On 11/02/13 12:51, Sarven Capadisli wrote:
Hi,
I just wanted to drop in some ballpark stats from my end, and hopefully
get some feedback about your own experience.
As it is fairly well-known, there is a drastic speed difference between
N-Triples and RDF/XML on first load. Giving 12GB of memory to tdbloader,
I can see N-Triples adding around 110k triples/second, whereas RDF/XML
is around 33k triples/second.
It will slow down as the load grows ...
However, there is not all that much of a speed difference between
loading N-Triples and RDF/XML into an existing TDB store. N-Triples gets
added around 33k triples/second, whereas RDF/XML around 18k
triples/second i.e., N-Triples is ballpark 15k triples per second faster.
That sounds about right.
Bulkloading an empty database is a special case, especially in
tdbloader2 which builds trees by knowing about the disk layout of
B+Trees. Even tdbloader, which does not play raw index games is relying
the order of actions to maximise caching efficiency.

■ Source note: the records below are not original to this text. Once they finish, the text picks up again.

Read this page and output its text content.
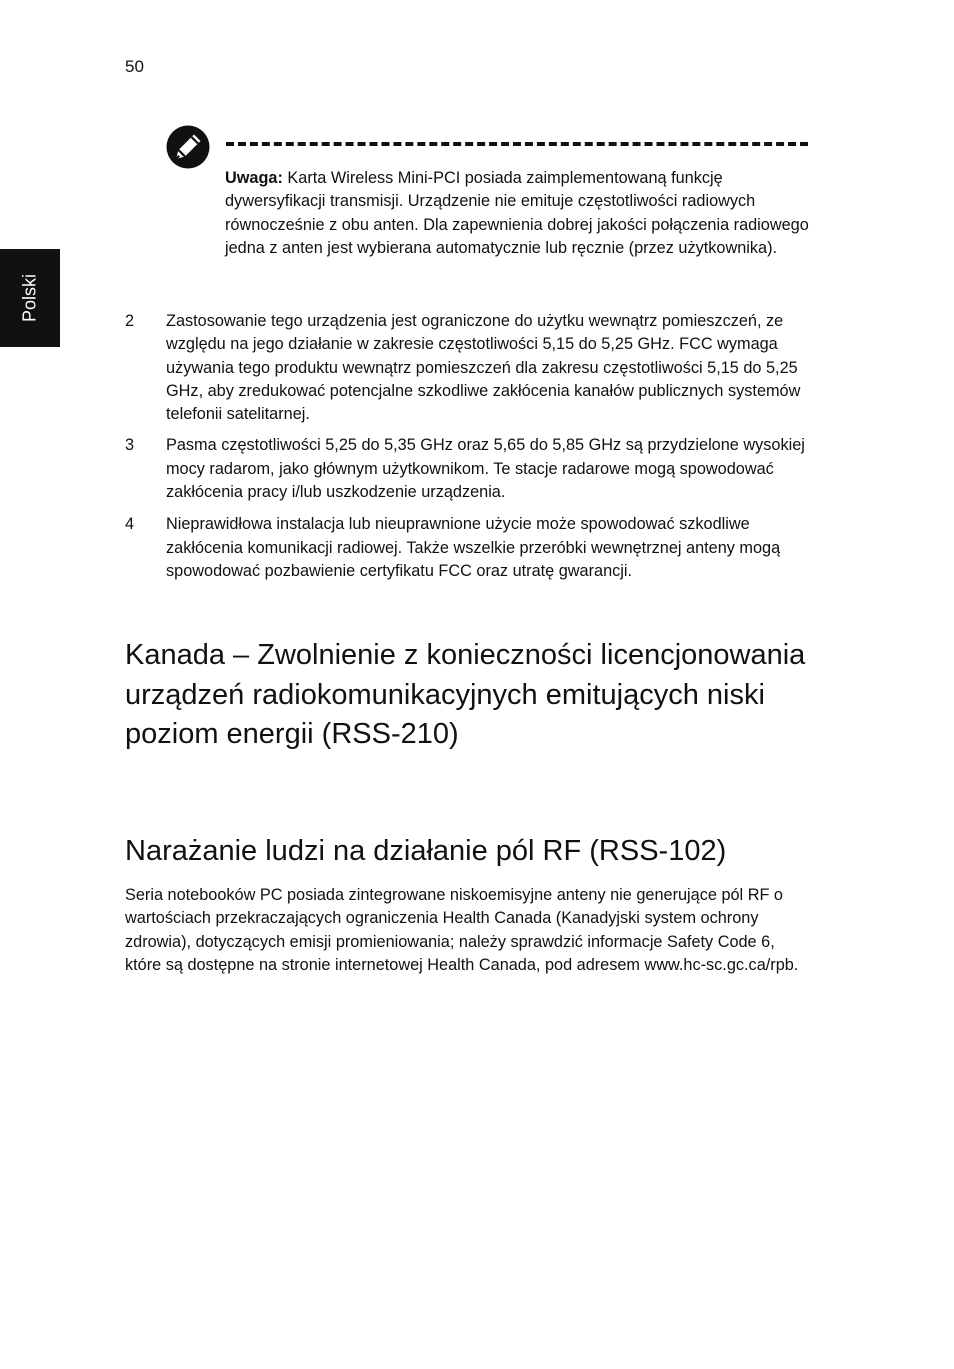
50
Polski
Uwaga: Karta Wireless Mini-PCI posiada zaimplementowaną funkcję dywersyfikacji transmisji. Urządzenie nie emituje częstotliwości radiowych równocześnie z obu anten. Dla zapewnienia dobrej jakości połączenia radiowego jedna z anten jest wybierana automatycznie lub ręcznie (przez użytkownika).
2 Zastosowanie tego urządzenia jest ograniczone do użytku wewnątrz pomieszczeń, ze względu na jego działanie w zakresie częstotliwości 5,15 do 5,25 GHz. FCC wymaga używania tego produktu wewnątrz pomieszczeń dla zakresu częstotliwości 5,15 do 5,25 GHz, aby zredukować potencjalne szkodliwe zakłócenia kanałów publicznych systemów telefonii satelitarnej.
3 Pasma częstotliwości 5,25 do 5,35 GHz oraz 5,65 do 5,85 GHz są przydzielone wysokiej mocy radarom, jako głównym użytkownikom. Te stacje radarowe mogą spowodować zakłócenia pracy i/lub uszkodzenie urządzenia.
4 Nieprawidłowa instalacja lub nieuprawnione użycie może spowodować szkodliwe zakłócenia komunikacji radiowej. Także wszelkie przeróbki wewnętrznej anteny mogą spowodować pozbawienie certyfikatu FCC oraz utratę gwarancji.
Kanada – Zwolnienie z konieczności licencjonowania urządzeń radiokomunikacyjnych emitujących niski poziom energii (RSS-210)
Narażanie ludzi na działanie pól RF (RSS-102)

Seria notebooków PC posiada zintegrowane niskoemisyjne anteny nie generujące pól RF o wartościach przekraczających ograniczenia Health Canada (Kanadyjski system ochrony zdrowia), dotyczących emisji promieniowania; należy sprawdzić informacje Safety Code 6, które są dostępne na stronie internetowej Health Canada, pod adresem www.hc-sc.gc.ca/rpb.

Incremental loads are done triple-by-triple to check for duplicates with
existing data. Large additional loads could have some of the
optimizations of of tdbloader (not tdbloader2); I don't know where the
cross over between adding a few triples in a loop and going in and
incrementally adding in bulk to existing indexes would be.
The NTriples vs RDF/XML differences come down to parser speeds.

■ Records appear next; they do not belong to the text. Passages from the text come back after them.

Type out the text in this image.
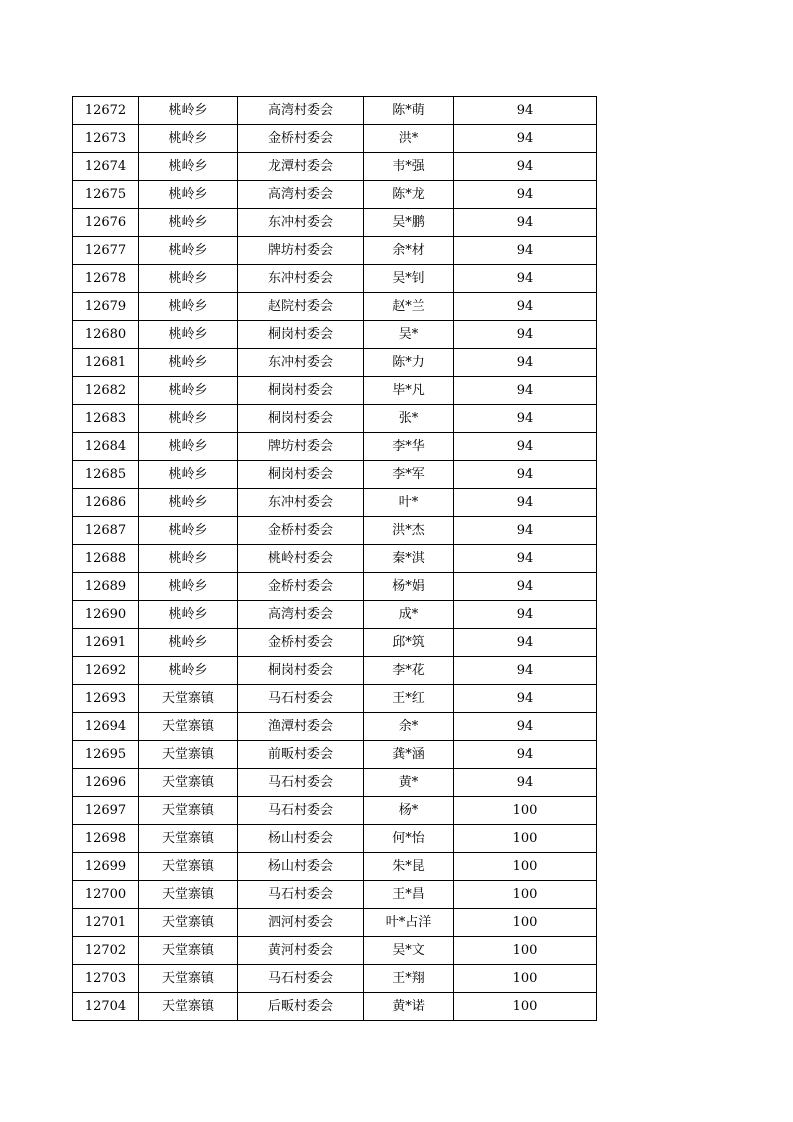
12672	桃岭乡	高湾村委会	陈*萌	94
12673	桃岭乡	金桥村委会	洪*	94
12674	桃岭乡	龙潭村委会	韦*强	94
12675	桃岭乡	高湾村委会	陈*龙	94
12676	桃岭乡	东冲村委会	吴*鹏	94
12677	桃岭乡	牌坊村委会	余*材	94
12678	桃岭乡	东冲村委会	吴*钊	94
12679	桃岭乡	赵院村委会	赵*兰	94
12680	桃岭乡	桐岗村委会	吴*	94
12681	桃岭乡	东冲村委会	陈*力	94
12682	桃岭乡	桐岗村委会	毕*凡	94
12683	桃岭乡	桐岗村委会	张*	94
12684	桃岭乡	牌坊村委会	李*华	94
12685	桃岭乡	桐岗村委会	李*军	94
12686	桃岭乡	东冲村委会	叶*	94
12687	桃岭乡	金桥村委会	洪*杰	94
12688	桃岭乡	桃岭村委会	秦*淇	94
12689	桃岭乡	金桥村委会	杨*娟	94
12690	桃岭乡	高湾村委会	成*	94
12691	桃岭乡	金桥村委会	邱*筑	94
12692	桃岭乡	桐岗村委会	李*花	94
12693	天堂寨镇	马石村委会	王*红	94
12694	天堂寨镇	渔潭村委会	余*	94
12695	天堂寨镇	前畈村委会	龚*涵	94
12696	天堂寨镇	马石村委会	黄*	94
12697	天堂寨镇	马石村委会	杨*	100
12698	天堂寨镇	杨山村委会	何*怡	100
12699	天堂寨镇	杨山村委会	朱*昆	100
12700	天堂寨镇	马石村委会	王*昌	100
12701	天堂寨镇	泗河村委会	叶*占洋	100
12702	天堂寨镇	黄河村委会	吴*文	100
12703	天堂寨镇	马石村委会	王*翔	100
12704	天堂寨镇	后畈村委会	黄*诺	100
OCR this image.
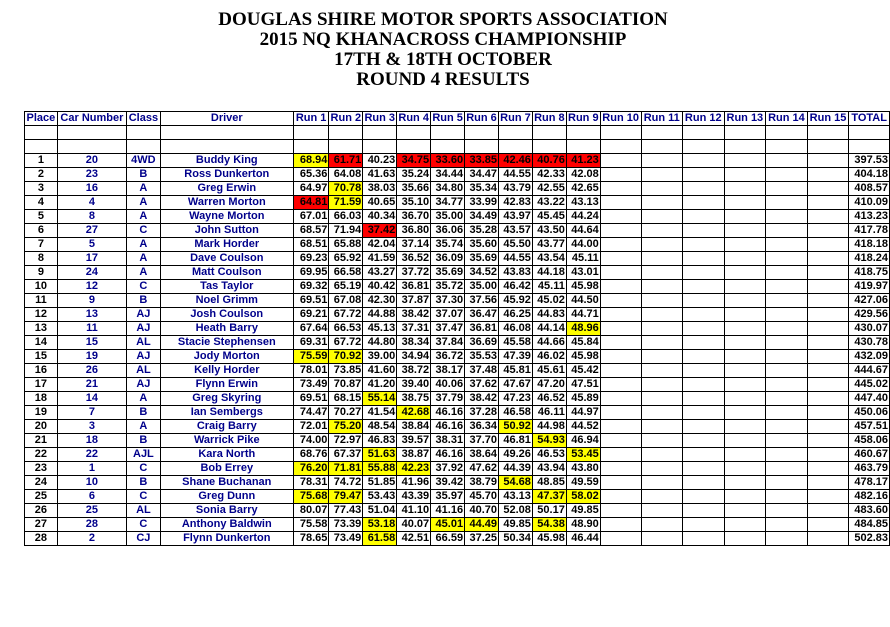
DOUGLAS SHIRE MOTOR SPORTS ASSOCIATION
2015 NQ KHANACROSS CHAMPIONSHIP
17TH & 18TH OCTOBER
ROUND 4 RESULTS
Place	Car Number	Class	Driver	Run 1	Run 2	Run 3	Run 4	Run 5	Run 6	Run 7	Run 8	Run 9	Run 10	Run 11	Run 12	Run 13	Run 14	Run 15	TOTAL

1	20	4WD	Buddy King	68.94	61.71	40.23	34.75	33.60	33.85	42.46	40.76	41.23							397.53
2	23	B	Ross Dunkerton	65.36	64.08	41.63	35.24	34.44	34.47	44.55	42.33	42.08							404.18
3	16	A	Greg Erwin	64.97	70.78	38.03	35.66	34.80	35.34	43.79	42.55	42.65							408.57
4	4	A	Warren Morton	64.81	71.59	40.65	35.10	34.77	33.99	42.83	43.22	43.13							410.09
5	8	A	Wayne Morton	67.01	66.03	40.34	36.70	35.00	34.49	43.97	45.45	44.24							413.23
6	27	C	John Sutton	68.57	71.94	37.42	36.80	36.06	35.28	43.57	43.50	44.64							417.78
7	5	A	Mark Horder	68.51	65.88	42.04	37.14	35.74	35.60	45.50	43.77	44.00							418.18
8	17	A	Dave Coulson	69.23	65.92	41.59	36.52	36.09	35.69	44.55	43.54	45.11							418.24
9	24	A	Matt Coulson	69.95	66.58	43.27	37.72	35.69	34.52	43.83	44.18	43.01							418.75
10	12	C	Tas Taylor	69.32	65.19	40.42	36.81	35.72	35.00	46.42	45.11	45.98							419.97
11	9	B	Noel Grimm	69.51	67.08	42.30	37.87	37.30	37.56	45.92	45.02	44.50							427.06
12	13	AJ	Josh Coulson	69.21	67.72	44.88	38.42	37.07	36.47	46.25	44.83	44.71							429.56
13	11	AJ	Heath Barry	67.64	66.53	45.13	37.31	37.47	36.81	46.08	44.14	48.96							430.07
14	15	AL	Stacie Stephensen	69.31	67.72	44.80	38.34	37.84	36.69	45.58	44.66	45.84							430.78
15	19	AJ	Jody Morton	75.59	70.92	39.00	34.94	36.72	35.53	47.39	46.02	45.98							432.09
16	26	AL	Kelly Horder	78.01	73.85	41.60	38.72	38.17	37.48	45.81	45.61	45.42							444.67
17	21	AJ	Flynn Erwin	73.49	70.87	41.20	39.40	40.06	37.62	47.67	47.20	47.51							445.02
18	14	A	Greg Skyring	69.51	68.15	55.14	38.75	37.79	38.42	47.23	46.52	45.89							447.40
19	7	B	Ian Sembergs	74.47	70.27	41.54	42.68	46.16	37.28	46.58	46.11	44.97							450.06
20	3	A	Craig Barry	72.01	75.20	48.54	38.84	46.16	36.34	50.92	44.98	44.52							457.51
21	18	B	Warrick Pike	74.00	72.97	46.83	39.57	38.31	37.70	46.81	54.93	46.94							458.06
22	22	AJL	Kara North	68.76	67.37	51.63	38.87	46.16	38.64	49.26	46.53	53.45							460.67
23	1	C	Bob Errey	76.20	71.81	55.88	42.23	37.92	47.62	44.39	43.94	43.80							463.79
24	10	B	Shane Buchanan	78.31	74.72	51.85	41.96	39.42	38.79	54.68	48.85	49.59							478.17
25	6	C	Greg Dunn	75.68	79.47	53.43	43.39	35.97	45.70	43.13	47.37	58.02							482.16
26	25	AL	Sonia Barry	80.07	77.43	51.04	41.10	41.16	40.70	52.08	50.17	49.85							483.60
27	28	C	Anthony Baldwin	75.58	73.39	53.18	40.07	45.01	44.49	49.85	54.38	48.90							484.85
28	2	CJ	Flynn Dunkerton	78.65	73.49	61.58	42.51	66.59	37.25	50.34	45.98	46.44							502.83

NTriples is fastest - even faster than Turtle despite shifting more
bytes because usually large files are written sequentially to disk so
reading is a disk interface speeds, with few costly seeks.

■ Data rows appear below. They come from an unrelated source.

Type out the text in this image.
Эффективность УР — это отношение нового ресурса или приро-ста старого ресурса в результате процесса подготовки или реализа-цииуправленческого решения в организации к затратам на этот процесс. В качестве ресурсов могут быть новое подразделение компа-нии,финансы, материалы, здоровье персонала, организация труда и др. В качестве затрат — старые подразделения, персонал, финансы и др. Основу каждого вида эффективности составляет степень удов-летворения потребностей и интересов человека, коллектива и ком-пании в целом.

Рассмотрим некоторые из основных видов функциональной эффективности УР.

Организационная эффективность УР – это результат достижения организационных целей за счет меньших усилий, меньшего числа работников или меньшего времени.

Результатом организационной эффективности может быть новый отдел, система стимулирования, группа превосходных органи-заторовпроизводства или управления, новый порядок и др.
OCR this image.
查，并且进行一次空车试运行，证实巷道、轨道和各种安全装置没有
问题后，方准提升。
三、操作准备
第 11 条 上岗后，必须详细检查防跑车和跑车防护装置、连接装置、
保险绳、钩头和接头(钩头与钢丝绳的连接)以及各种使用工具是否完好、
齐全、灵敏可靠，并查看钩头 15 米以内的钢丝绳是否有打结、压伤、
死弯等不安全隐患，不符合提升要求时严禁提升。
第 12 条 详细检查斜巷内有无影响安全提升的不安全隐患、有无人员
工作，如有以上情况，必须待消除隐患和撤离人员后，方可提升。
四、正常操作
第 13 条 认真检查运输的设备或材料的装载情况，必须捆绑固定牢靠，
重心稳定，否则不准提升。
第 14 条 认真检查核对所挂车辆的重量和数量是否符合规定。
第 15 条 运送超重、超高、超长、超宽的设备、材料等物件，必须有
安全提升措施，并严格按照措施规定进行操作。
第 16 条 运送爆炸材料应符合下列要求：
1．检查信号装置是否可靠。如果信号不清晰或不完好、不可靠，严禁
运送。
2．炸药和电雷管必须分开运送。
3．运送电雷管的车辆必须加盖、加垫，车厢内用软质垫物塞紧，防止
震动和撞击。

NTriples parsing is fast enough that making it run in parallel with the
loader was no gain and even a small drop in performance.
RDF/XML is expensive to parse and parallelism would be more beneficial.
You can achieve that effect in part by running
riot data.rdf | tdbloader --loc=DB -- -
because the parser and the loader are then different processes so
different threads.
Personally, I parse all data first to get NTriples before loading to
check for errors in the data and make sure the load will be clean. I
keep the intermediate files to avoid needing to recreate them if I
reload. Then I load the NTriples at speed.
If intermediate disk size is a problem, you can use .nt.gz files.
The NTriples parser is nearly as fast working from these - they are
expensive to create (compression is significantly slower than
decompression - hence Google's snappy)
Parallel execution
riot data.rdf | gzip > data.nt.gz
may work well at scale.
Thanks for the report,
Andy
-Sarven
http://csarven.ca/#i